Brandon Thompkins

No. 14
- Position: Wide receiver / Return specialist

Personal information
- Born: October 9, 1987 (age 38) West Palm Beach, Florida
- Listed height: 5 ft 10 in (1.78 m)
- Listed weight: 185 lb (84 kg)

Career information
- High school: Palm Beach Lakes Community High School
- College: Arkansas State
- NFL draft: 2011: undrafted

Career history
- BC Lions (2011)*; Spokane Shock (2011–2013); Utah Blaze (2013); Spokane Shock (2014); Philadelphia Soul (2014)*; Los Angeles KISS (2014); Orlando Predators (2015–2016); Cleveland Gladiators (2017); Baltimore Brigade (2017–2019);
- * Offseason and/or practice squad member only

Awards and highlights
- 2× First-team All-Arena (2016, 2018); 4× Second-team All-Arena (2015, 2016, 2017, 2018); AFL Playmaker of the Year (2016);

Career Arena League statistics
- Receptions: 567
- Receiving yards: 7,024
- Receiving TDs: 140
- Stats at ArenaFan.com

= Brandon Thompkins =

American gridiron football player (born 1987)

Brandon Thompkins (born October 9, 1987) is an American former professional football wide receiver.

After playing college football at Arkansas State University, Thompkins was signed as an undrafted free agent by the CFL's BC Lions, but cut after training camp. From there, he joined Spokane Shock.

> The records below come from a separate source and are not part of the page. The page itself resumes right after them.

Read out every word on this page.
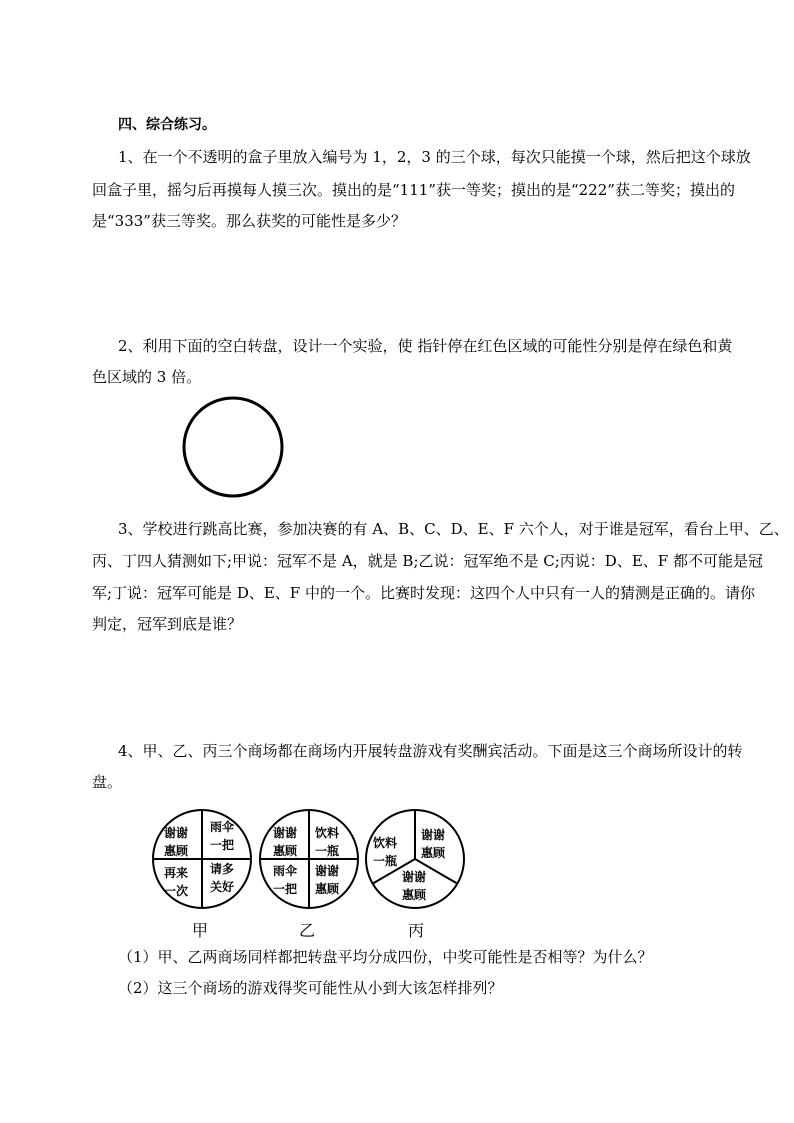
四、综合练习。
1、在一个不透明的盒子里放入编号为 1，2，3 的三个球，每次只能摸一个球，然后把这个球放
回盒子里，摇匀后再摸每人摸三次。摸出的是“111”获一等奖；摸出的是“222”获二等奖；摸出的
是“333”获三等奖。那么获奖的可能性是多少？
2、利用下面的空白转盘，设计一个实验，使 指针停在红色区域的可能性分别是停在绿色和黄
色区域的 3 倍。
3、学校进行跳高比赛，参加决赛的有 A、B、C、D、E、F 六个人，对于谁是冠军，看台上甲、乙、
丙、丁四人猜测如下;甲说：冠军不是 A，就是 B;乙说：冠军绝不是 C;丙说：D、E、F 都不可能是冠
军;丁说：冠军可能是 D、E、F 中的一个。比赛时发现：这四个人中只有一人的猜测是正确的。请你
判定，冠军到底是谁？
4、甲、乙、丙三个商场都在商场内开展转盘游戏有奖酬宾活动。下面是这三个商场所设计的转
盘。
谢谢
惠顾
雨伞
一把
再来
一次
请多
关好
甲
谢谢
惠顾
饮料
一瓶
雨伞
一把
谢谢
惠顾
乙
饮料
一瓶
谢谢
惠顾
谢谢
惠顾
丙
（1）甲、乙两商场同样都把转盘平均分成四份，中奖可能性是否相等？为什么？
（2）这三个商场的游戏得奖可能性从小到大该怎样排列？
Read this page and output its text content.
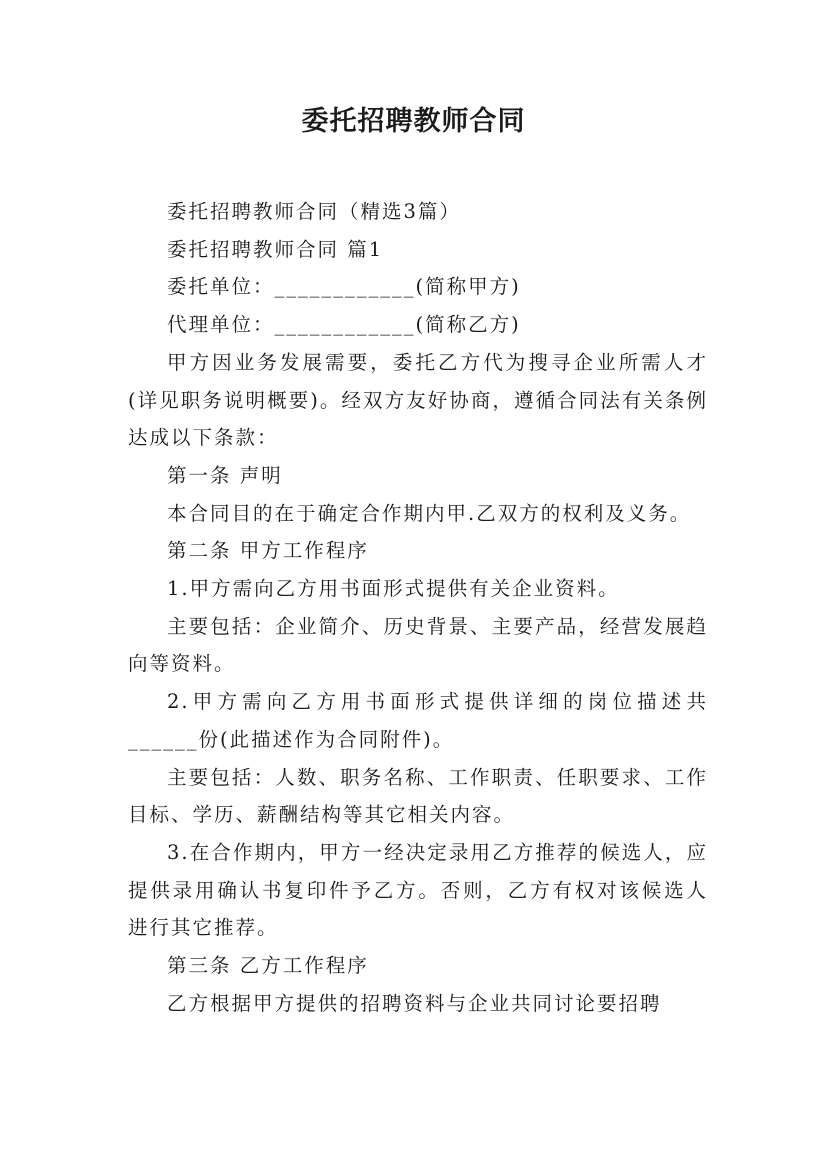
委托招聘教师合同

委托招聘教师合同（精选3篇）

委托招聘教师合同 篇1

委托单位：____________(简称甲方)

代理单位：____________(简称乙方)

甲方因业务发展需要，委托乙方代为搜寻企业所需人才(详见职务说明概要)。经双方友好协商，遵循合同法有关条例达成以下条款：

第一条 声明

本合同目的在于确定合作期内甲.乙双方的权利及义务。

第二条 甲方工作程序

1.甲方需向乙方用书面形式提供有关企业资料。

主要包括：企业简介、历史背景、主要产品，经营发展趋向等资料。

2.甲方需向乙方用书面形式提供详细的岗位描述共______份(此描述作为合同附件)。

主要包括：人数、职务名称、工作职责、任职要求、工作目标、学历、薪酬结构等其它相关内容。

3.在合作期内，甲方一经决定录用乙方推荐的候选人，应提供录用确认书复印件予乙方。否则，乙方有权对该候选人进行其它推荐。

第三条 乙方工作程序

乙方根据甲方提供的招聘资料与企业共同讨论要招聘
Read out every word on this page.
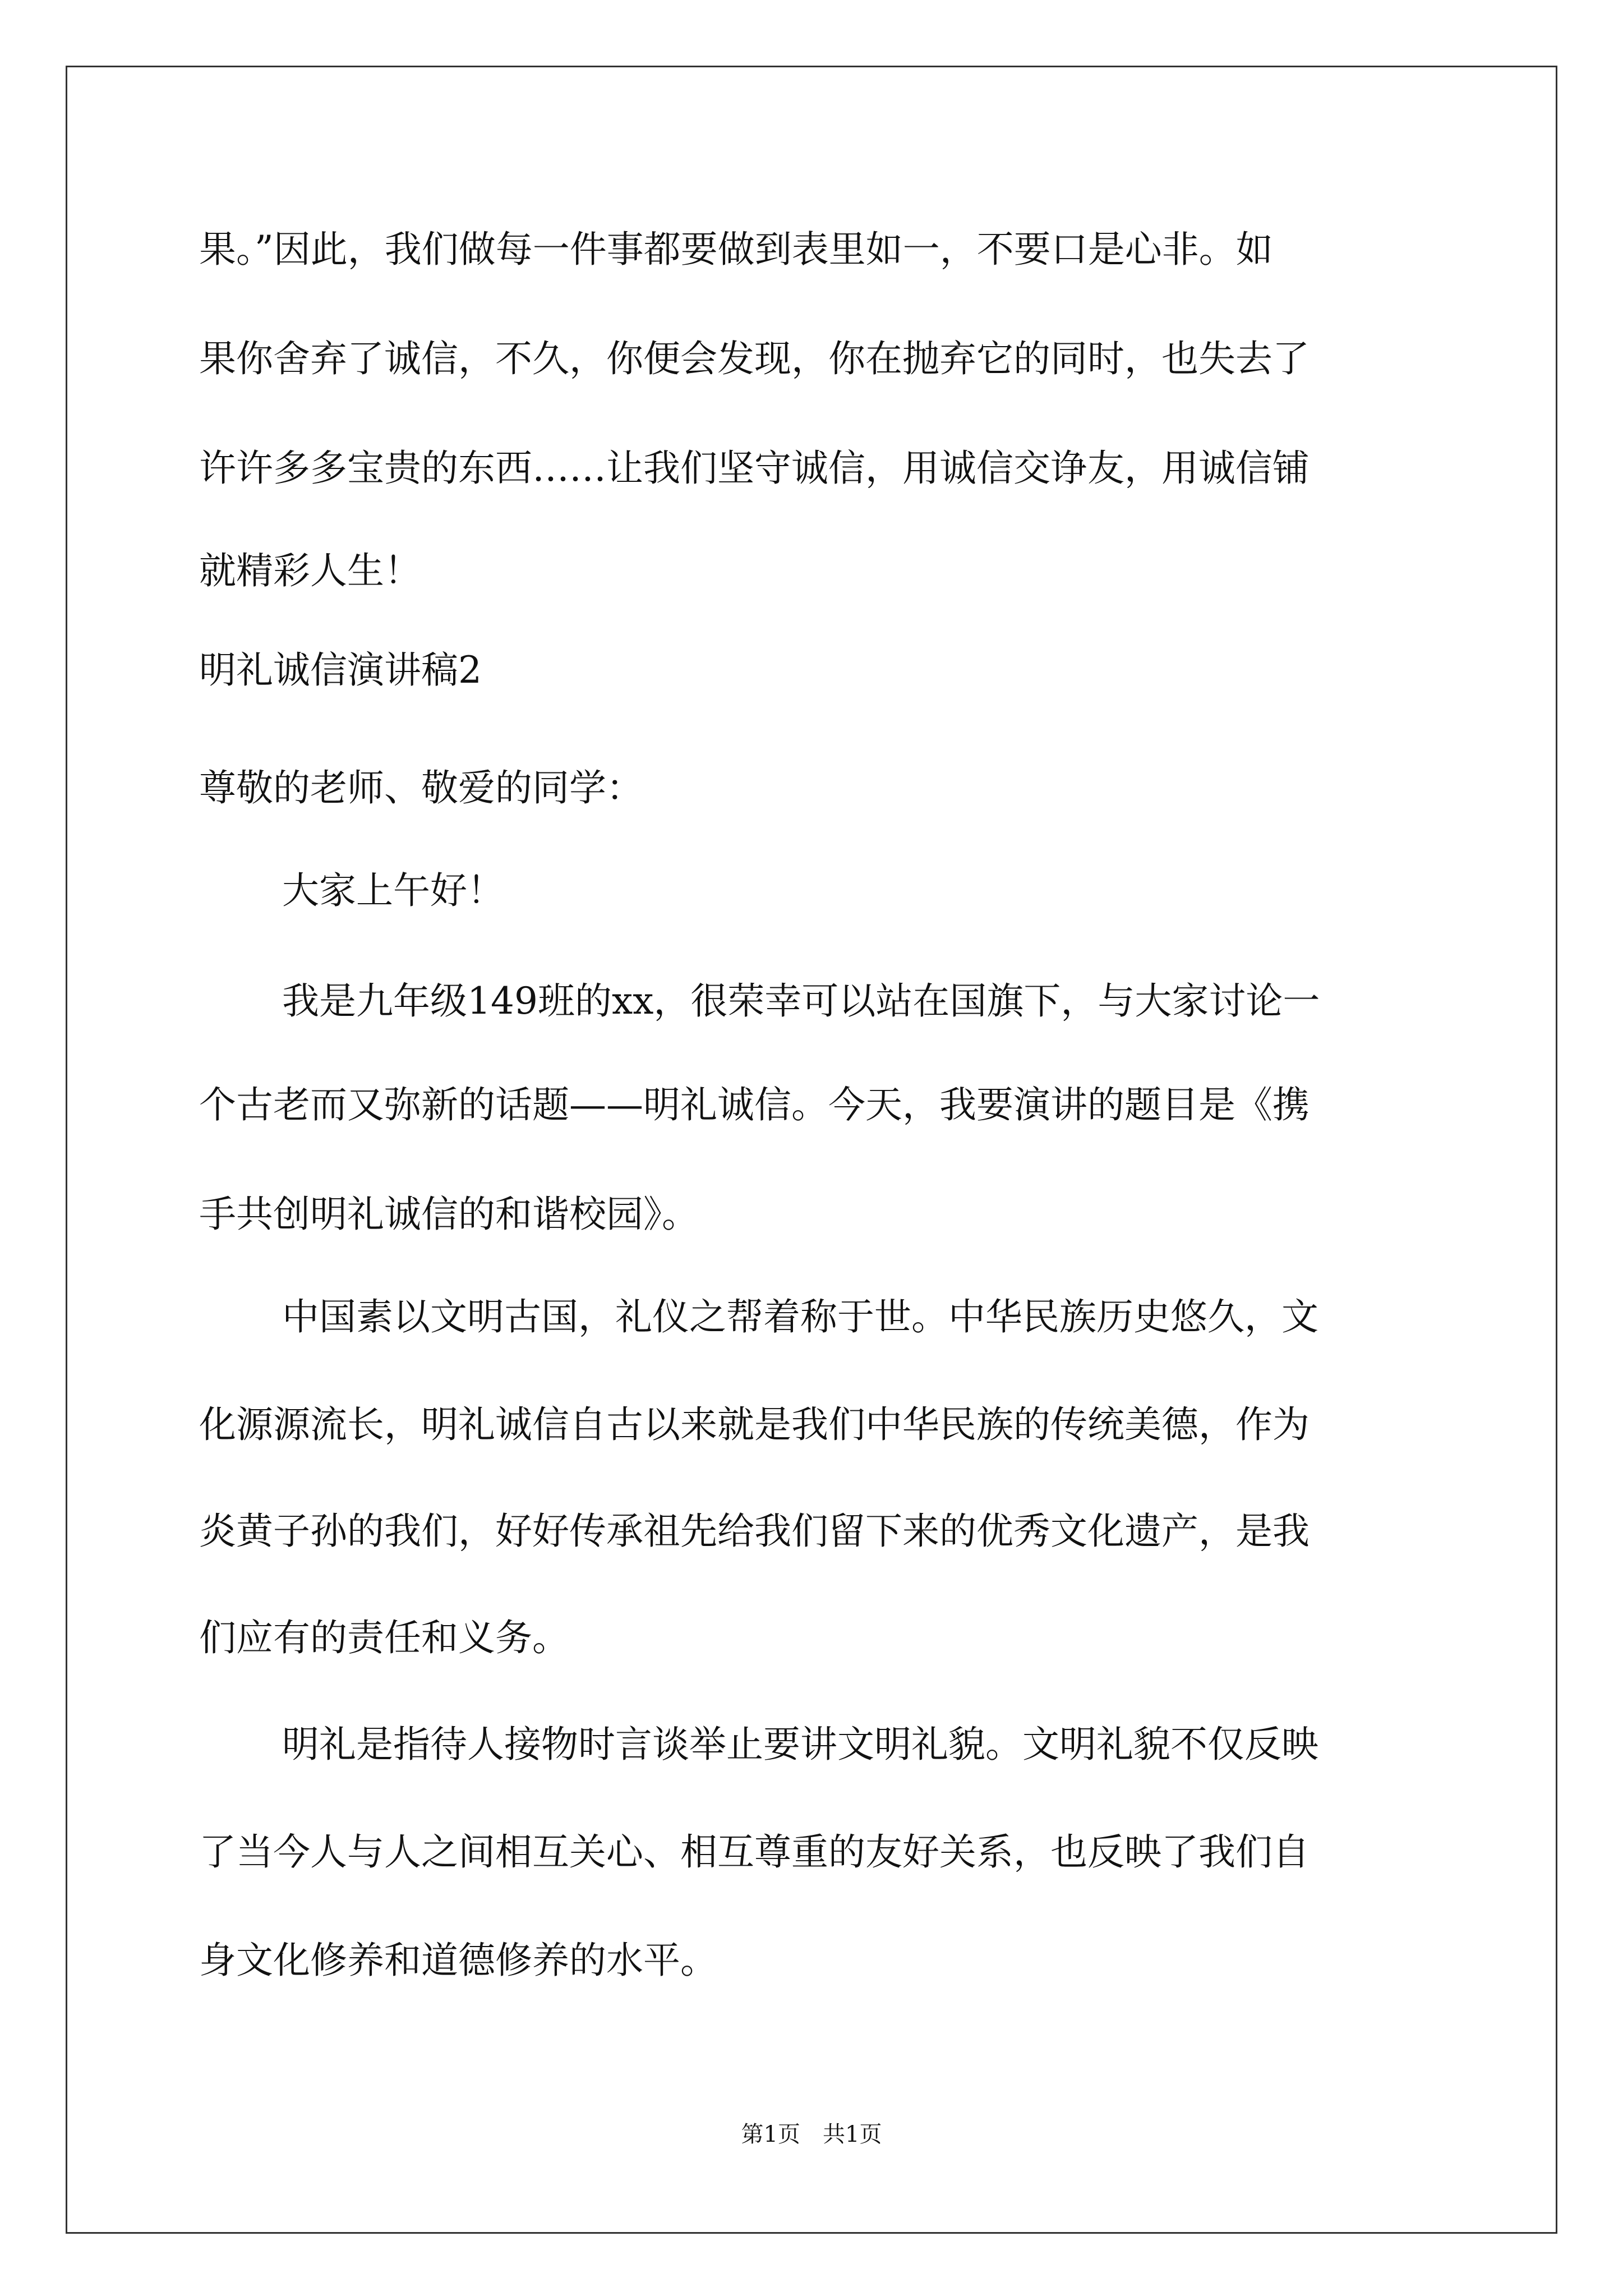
果。”因此，我们做每一件事都要做到表里如一，不要口是心非。如
果你舍弃了诚信，不久，你便会发现，你在抛弃它的同时，也失去了
许许多多宝贵的东西……让我们坚守诚信，用诚信交诤友，用诚信铺
就精彩人生！
明礼诚信演讲稿2
尊敬的老师、敬爱的同学：
大家上午好！
我是九年级149班的xx，很荣幸可以站在国旗下，与大家讨论一
个古老而又弥新的话题——明礼诚信。今天，我要演讲的题目是《携
手共创明礼诚信的和谐校园》。
中国素以文明古国，礼仪之帮着称于世。中华民族历史悠久，文
化源源流长，明礼诚信自古以来就是我们中华民族的传统美德，作为
炎黄子孙的我们，好好传承祖先给我们留下来的优秀文化遗产，是我
们应有的责任和义务。
明礼是指待人接物时言谈举止要讲文明礼貌。文明礼貌不仅反映
了当今人与人之间相互关心、相互尊重的友好关系，也反映了我们自
身文化修养和道德修养的水平。
第1页　共1页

After two seasons, he was assigned to the Utah Blaze, only to go back to the Shock and be traded to the Philadelphia Soul on May 29, 2014 for future considerations. The Soul traded him to the Los Angeles Kiss on May 30, 2014, for future considerations.

On December 14, 2015, Thompkins was assigned to the Predators. With the Predators, he was named Playmaker of the Year in 2016. On February 1, 2017 he was assigned to the Cleveland Gladiators. On May 22, 2017, Thompkins was traded with Shane Boyd to the Baltimore Brigade for future considerations and claim order positioning. He earned Second Team All-Arena honors in 2017. On April 19, 2019, Thompson was assigned to the Brigade again.